Опубликовано в журнале Дети Ра, номер 3, 2013
Рецензии
«Обретенный голос»
М.: Издательство журнала «Юность», 2011
Пожелтевшие письма с фигурным, отчасти непонятным почерком, лежат передо мной. Они прошли через годы, эти письма, наскоро нацарапанные карандашом, добрались до нас из Западной Белоруссии, где со дня на день могла вспыхнуть война. Они, эти послания оставшейся дома жене, отправлял политрук Сергей Петров, учитель и поэт, юный директор школы, волею судьбы занесенный на фронт.
И погибший летом 1941 года в возрасте 27 лет. Он мог стать поэтом, этот парень, и, наверное, стал им, раз стихотворения, написанные на линии фронта, публиковались в «Красноармейской правде» и газете «За советскую Россию». Народный белорусский поэт, Пимен Панченко, работавший во время войны во фронтовых изданиях, писал ему и: «…радовался, что есть такие способные поэты. Стихи Ваши свежи, “Стальные песни” будут помещены». Спустя 70 лет о Петрове написал Лев Аннинский, подвел итог краткой жизни, охваченной войной и поэзией: «Сгорел, рванувшись туда, где блеснули штыки и огни. Сгинул в 1941 году. Успел за 27 лет жизни стать профессиональным поэтом».
Поэтический сборник «Обретенный голос», вышедший в издательстве журнала «Юность», включает не только стихи самого Петрова. В нем «обретают голос» поэты — участники поэтического конкурса, посвященного его памяти. Они, преимущественно молодые, авторы толстых литературных журналов, победители самых разных конкурсов, пишущие в разных стилях и жанрах, оказались собраны под одной обложкой, соприкоснувшись, таким образом, с трагической судьбой молодого поэта, отдавшего жизнь за их будущее и творчество — за их голос.
В первую очередь, сборник интересен синкретизмом поэтических жанров. Рядом прекрасно сосуществуют авторы «Нашего современника» и «Ариона», «Детей Ра» и «Юности». В кажущейся разноголосице кроется единство. Александра Пожарская добавляет «северную» нотку: «Ухожу без оглядки (пока по одной / Бестолковые звезды наверх не сбегутся), / Чтоб не видеть, как дом, будто очередной / Сгнивший зуб выпадает во тьму из Иркутска». Интонация невозможности, лианное сплетение слов, мир в мрачных тонах. Что это? Память. «Стерта память, и по полу страх засквозит: / Предки умерли, мы не живем, только в сером / Механическом городе делаем вид, / Что нам есть чем заполнить бокалы, фужеры…». Или: «Их будет больше в день последний, / Когда свои выносит бредни / На алом блюде Клоун Клон, / Пока не расточит свой звон / В горящей маленькой передней / Самоубийцы телефон». Это ведь тоже о памяти, неуловимо перекликаясь с Мандельштамом. Только автор другой — Галина Рымбу. Она, сменившая Омск на Москву, прошла путь от силлабо-тоники к верлибрам и обратно, попала в лонг— и шорт-листы, стала лауреатом многих престижных премий. Но не это главное. Важнее, что остаются отзвуки в памяти, возвращающие к чему-то щемяще-трогательному, туда, где «мама мне несет домой / пальто с ромашкой полевой».

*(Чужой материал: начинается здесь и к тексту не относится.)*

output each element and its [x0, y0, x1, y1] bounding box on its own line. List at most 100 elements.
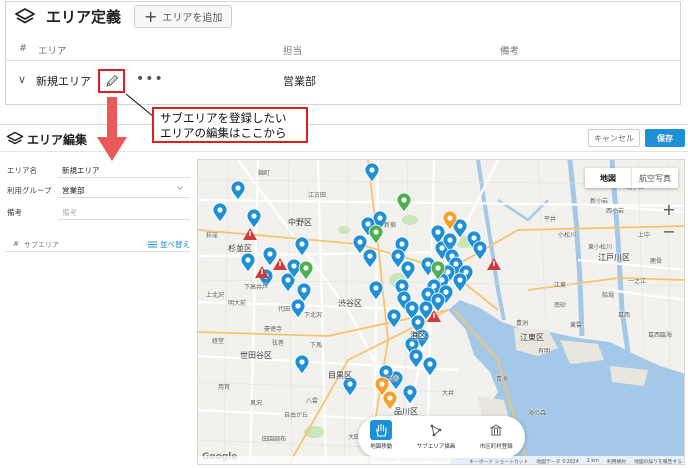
map-pin-icon[interactable] [452, 272, 468, 293]
subarea-column-number: # [13, 240, 19, 248]
map-minor-label: 江東 [554, 282, 567, 289]
map-pin-icon[interactable] [422, 356, 438, 377]
map-minor-label: 一之江 [628, 278, 647, 285]
map-minor-label: 明大前 [228, 300, 247, 307]
zoom-in-button[interactable]: + [660, 200, 678, 219]
field-underline [58, 219, 190, 220]
warning-icon[interactable] [273, 258, 287, 270]
map-pin-icon[interactable] [212, 202, 228, 223]
edit-panel-title: エリア編集 [27, 133, 88, 147]
map-minor-label: 青海 [496, 376, 509, 383]
map-move-label: 地図移動 [370, 444, 393, 450]
building-icon [485, 420, 507, 440]
map-label-koto: 江東区 [520, 333, 544, 342]
callout-line-2: エリアの編集はここから [160, 126, 287, 140]
map-label-meguro: 目黒区 [328, 371, 352, 380]
reorder-button[interactable]: 並べ替え [148, 239, 190, 250]
map-data-attribution: 地図データ ©2024 [536, 459, 579, 465]
map-pin-icon[interactable] [230, 180, 246, 201]
field-underline [58, 197, 190, 198]
warning-icon[interactable] [487, 258, 501, 270]
subarea-column-label: サブエリア [24, 241, 59, 249]
map-pin-icon[interactable] [240, 252, 256, 273]
keyboard-shortcuts-link[interactable]: キーボード ショートカット [469, 458, 528, 465]
column-header-owner: 担当 [283, 46, 303, 57]
subarea-divider [4, 251, 190, 252]
map-label-setagaya: 世田谷区 [240, 351, 272, 360]
map-minor-label: 豪徳寺 [264, 326, 283, 333]
map-minor-label: 葛西 [618, 312, 631, 319]
column-header-area: エリア [38, 46, 67, 57]
map-pin-icon[interactable] [290, 298, 306, 319]
map-minor-label: 用賀 [218, 384, 231, 391]
terms-link[interactable]: 利用規約 [607, 458, 626, 465]
map-minor-label: 荻窪 [206, 232, 219, 239]
map-minor-label: 鹿骨 [650, 258, 663, 265]
map-minor-label: 奥沢 [250, 400, 263, 407]
report-error-link[interactable]: 地図の誤りを報告する [634, 458, 682, 465]
municipality-register-tool[interactable]: 市区町村登録 [480, 420, 513, 450]
notes-input[interactable]: 備考 [62, 207, 77, 218]
map-minor-label: 自由が丘 [284, 412, 309, 419]
plus-icon: + [144, 6, 158, 26]
map-minor-label: 豊洲 [516, 320, 529, 327]
map-pin-icon[interactable] [368, 224, 384, 245]
column-header-number: # [19, 43, 27, 54]
pencil-icon [105, 74, 118, 87]
zoom-out-button[interactable]: − [660, 222, 678, 241]
map-pin-icon[interactable] [408, 348, 424, 369]
layers-icon [15, 8, 35, 24]
page-title: エリア定義 [46, 8, 122, 26]
map-minor-label: 新宿 [384, 222, 397, 229]
scale-label: 2 km [586, 458, 599, 464]
map-pin-icon[interactable] [298, 260, 314, 281]
map-minor-label: 東小松川 [588, 244, 613, 251]
map-pin-icon[interactable] [294, 354, 310, 375]
add-area-label: エリアを追加 [162, 13, 223, 24]
map-minor-label: 田園調布 [262, 436, 287, 443]
area-name-input[interactable]: 新規エリア [62, 165, 100, 176]
map-minor-label: 錦町 [258, 170, 271, 177]
map-move-tool[interactable]: 地図移動 [370, 420, 392, 450]
edit-area-button[interactable] [98, 69, 125, 93]
map-minor-label: 上中 [638, 232, 651, 239]
chevron-down-icon[interactable] [176, 184, 184, 192]
cancel-button[interactable]: キャンセル [588, 129, 640, 147]
field-underline [58, 177, 190, 178]
area-row-owner: 営業部 [283, 75, 316, 88]
group-select[interactable]: 営業部 [62, 185, 85, 196]
map-type-roadmap-button[interactable]: 地図 [585, 168, 632, 188]
expand-chevron-icon[interactable]: ∨ [18, 73, 26, 86]
map-pin-icon[interactable] [246, 208, 262, 229]
area-row-name: 新規エリア [36, 75, 91, 88]
map-label-nakano: 中野区 [288, 218, 312, 227]
map-minor-label: 東雲 [570, 322, 583, 329]
callout-line-1: サブエリアを登録したい [160, 111, 287, 125]
map-pin-icon[interactable] [262, 246, 278, 267]
map-type-satellite-button[interactable]: 航空写真 [632, 168, 678, 188]
map-label-shibuya: 渋谷区 [338, 299, 362, 308]
map-pin-icon[interactable] [368, 280, 384, 301]
map[interactable]: 中野区 杉並区 渋谷区 港区 世田谷区 目黒区 江戸川区 江東区 品川区 錦町 … [197, 159, 685, 465]
column-header-notes: 備考 [500, 46, 520, 57]
map-minor-label: 八雲 [306, 398, 319, 405]
map-minor-label: 代田 [278, 306, 291, 313]
map-pin-icon[interactable] [362, 248, 378, 269]
map-label-suginami: 杉並区 [228, 244, 252, 253]
map-label-edogawa: 江戸川区 [598, 253, 630, 262]
hand-icon [370, 420, 393, 440]
subarea-draw-tool[interactable]: サブエリア描画 [417, 420, 455, 450]
map-minor-label: 上北沢 [206, 292, 225, 299]
notes-label: 備考 [7, 208, 22, 217]
add-area-button[interactable]: + エリアを追加 [134, 5, 232, 28]
map-minor-label: 弦巻 [272, 340, 285, 347]
down-arrow-icon [97, 97, 127, 161]
save-button[interactable]: 保存 [645, 129, 685, 147]
map-pin-icon[interactable] [396, 192, 412, 213]
layers-icon [6, 131, 24, 145]
map-pin-icon[interactable] [472, 240, 488, 261]
map-pin-icon[interactable] [386, 308, 402, 329]
map-minor-label: 大崎 [386, 376, 399, 383]
map-minor-label: 経堂 [212, 338, 225, 345]
more-options-button[interactable]: ••• [136, 71, 164, 87]
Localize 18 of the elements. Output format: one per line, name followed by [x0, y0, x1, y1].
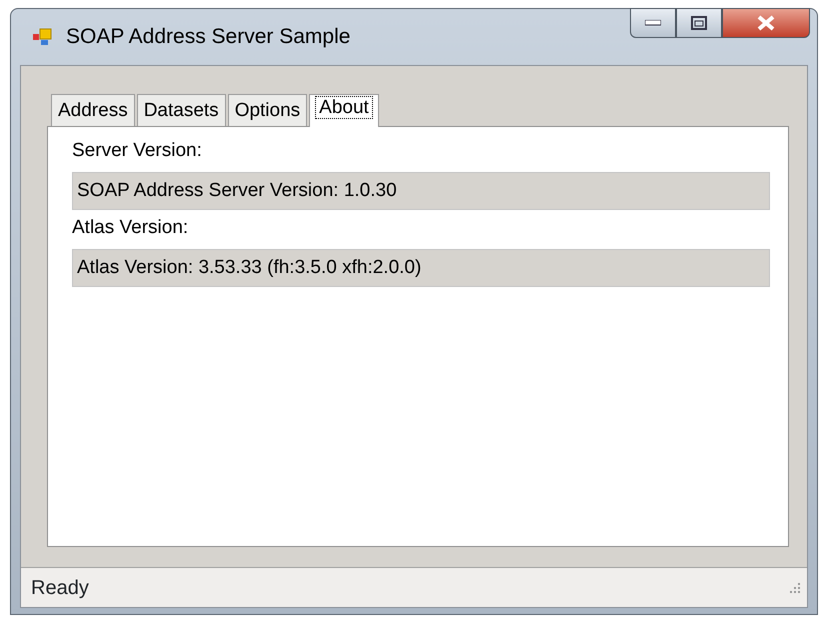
- resize-grip-icon[interactable]: [787, 580, 801, 594]
- read-only-field[interactable]: SOAP Address Server Version: 1.0.30: [72, 172, 770, 210]
- maximize-button[interactable]: [676, 8, 722, 38]
- window-title: SOAP Address Server Sample: [66, 24, 350, 50]
- field-label: Atlas Version:: [72, 216, 190, 240]
- tab[interactable]: About: [309, 94, 379, 127]
- tab[interactable]: Datasets: [136, 94, 226, 126]
- minimize-icon: [645, 20, 661, 26]
- status-text: Ready: [31, 576, 89, 600]
- tab[interactable]: Options: [228, 94, 308, 126]
- field-label: Server Version:: [72, 139, 203, 163]
- close-button[interactable]: [722, 8, 810, 38]
- close-icon: [757, 15, 775, 31]
- maximize-icon: [691, 16, 707, 30]
- app-icon: [32, 27, 54, 47]
- minimize-button[interactable]: [630, 8, 676, 38]
- read-only-field[interactable]: Atlas Version: 3.53.33 (fh:3.5.0 xfh:2.0.0): [72, 248, 770, 287]
- tab[interactable]: Address: [51, 94, 135, 126]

Трудно говорить о многоголосии авторов сборника, представленных всего по нескольким стихотворениям, пусть Анна Ахматова и считала, что для понимания поэта достаточно и трех стихотворений. Но есть явление, есть голос, разделенный на 38 фрагментов (именно столько авторов представлено в книжке). Не только участников и победителей конкурса — судей: конкурсантов прошлых лет, приглашенных членов жюри. Они дополняют, расширяя интонационное и временное пространство сборника. Кирилл Ковальджи, родившийся в 1930 году, когда юный Петров еще и не помышлял о директорской карьере, может повернуться к прошлому лицом, чтобы молвить: «С возрастом, как с перевала, / я смотрю, и глаза мои сухи: / видел я, из какого прекрасного материала / делаются старухи».
А стихи делаются из слов, те — из букв, а они — из волшебной материи слуха, осязания, обоняния — наших чувств, растворенных в пространстве и слагающих его.
Что важнее — сохранить память об ушедшем поэте или воздать должное нынешним авторам, живущим в непоэтическое время? Определенного ответа на этот вопрос нет. Потому что время всех уравняет, сохранив в память о нас лишь строчки да отрывочные записи. А может, и они пропадут без возврата. Важнее, что мы живы и не разучились чувствовать, воспринимать, сострадать. Все остальное — лишь след на бесконечно меняющемся лице мира.